Google Guiced

2009 May 19
by Joel

So yesterday I had some time to myself and got to studying Google Guice. I read the APress book, Google Guice: Agile Lightweight Dependency Injection Framework, by Robbie Vanbrabant. It was a surprisingly short book, at only 180 pages — I finished the whole thing in half a day! Now I don’t get how someone would rate the book less than four stars in Amazon, though; the book made a lot of sense to me, and anybody who couldn’t get it either isn’t smart enough or just didn’t read through it very well. If you just blindly typed in the examples, of course you’d encounter errors, because some of the examples weren’t complete to begin with for brevity’s sake. You’re supposed to figure it out yourself and fill in the missing pieces; the author only focused on the point he was discussing without getting bogged down with too much boilerplate code in the examples.

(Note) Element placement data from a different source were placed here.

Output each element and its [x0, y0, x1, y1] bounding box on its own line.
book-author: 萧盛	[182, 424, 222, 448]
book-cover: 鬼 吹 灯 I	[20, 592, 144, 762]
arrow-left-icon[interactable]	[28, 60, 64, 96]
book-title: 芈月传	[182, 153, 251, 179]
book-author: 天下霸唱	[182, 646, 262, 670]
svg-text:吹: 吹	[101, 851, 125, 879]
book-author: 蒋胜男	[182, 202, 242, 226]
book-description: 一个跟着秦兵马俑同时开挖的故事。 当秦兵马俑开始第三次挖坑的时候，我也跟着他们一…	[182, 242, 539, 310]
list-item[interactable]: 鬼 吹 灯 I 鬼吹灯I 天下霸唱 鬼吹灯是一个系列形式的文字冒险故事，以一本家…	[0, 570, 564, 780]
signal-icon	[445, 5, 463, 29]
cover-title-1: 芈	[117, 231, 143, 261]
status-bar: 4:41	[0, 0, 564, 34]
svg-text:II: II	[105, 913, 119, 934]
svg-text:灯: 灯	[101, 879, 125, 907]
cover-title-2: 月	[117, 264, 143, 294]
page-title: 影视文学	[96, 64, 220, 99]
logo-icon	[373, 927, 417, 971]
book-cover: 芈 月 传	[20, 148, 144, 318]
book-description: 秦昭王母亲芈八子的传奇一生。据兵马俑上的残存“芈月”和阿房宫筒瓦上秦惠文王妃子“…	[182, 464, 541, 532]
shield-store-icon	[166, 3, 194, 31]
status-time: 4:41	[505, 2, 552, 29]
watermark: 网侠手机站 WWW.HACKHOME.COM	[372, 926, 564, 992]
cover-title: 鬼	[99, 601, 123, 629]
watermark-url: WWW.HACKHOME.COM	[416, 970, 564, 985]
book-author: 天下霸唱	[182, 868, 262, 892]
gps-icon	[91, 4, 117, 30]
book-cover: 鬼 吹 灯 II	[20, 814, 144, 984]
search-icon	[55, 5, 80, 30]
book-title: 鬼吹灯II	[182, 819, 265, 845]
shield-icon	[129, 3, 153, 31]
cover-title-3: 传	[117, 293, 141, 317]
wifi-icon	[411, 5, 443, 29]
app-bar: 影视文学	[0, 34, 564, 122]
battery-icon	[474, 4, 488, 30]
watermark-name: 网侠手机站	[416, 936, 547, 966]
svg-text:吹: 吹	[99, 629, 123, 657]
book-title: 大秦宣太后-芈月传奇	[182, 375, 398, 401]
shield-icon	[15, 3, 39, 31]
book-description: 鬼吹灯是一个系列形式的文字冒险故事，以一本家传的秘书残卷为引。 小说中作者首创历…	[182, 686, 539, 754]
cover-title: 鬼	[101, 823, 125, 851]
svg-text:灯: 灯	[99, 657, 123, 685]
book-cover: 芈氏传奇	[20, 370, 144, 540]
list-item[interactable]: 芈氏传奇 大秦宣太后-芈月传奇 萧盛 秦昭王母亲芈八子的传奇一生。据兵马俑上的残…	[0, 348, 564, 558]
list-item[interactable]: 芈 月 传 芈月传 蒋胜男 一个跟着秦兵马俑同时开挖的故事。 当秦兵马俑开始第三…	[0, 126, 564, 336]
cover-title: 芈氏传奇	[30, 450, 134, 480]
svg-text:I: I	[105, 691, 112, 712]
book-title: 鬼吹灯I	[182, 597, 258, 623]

Anyway, you can tell I liked the book. It actually made sense to me, and I can see where Guice could do some things better than Spring. DI feels better in Guice than in Spring, even with Spring’s newer annotation support. Guice binding DSL is very, very elegant and easy to follow; its a far cry from XML configuration in Spring. And, while Spring seems to be okay with annotating private attributes, Guice best practices rightly discourages it, preferring method annotations instead, so that your classes would lend itself well to testing. AOP on Guice is way simpler than with Spring as well. Compared to Guice, Spring’s AOP support doesn’t seem so ‘agile’ anymore.

Man, that was some mighty tasty Google Kool-Aid I drank yesterday (no pun intended)! If you haven’t had that much invested into Spring yet, or are about to work on a new project fromt the ground up, I highly recommend you check out Google Guice and see what it could do for you!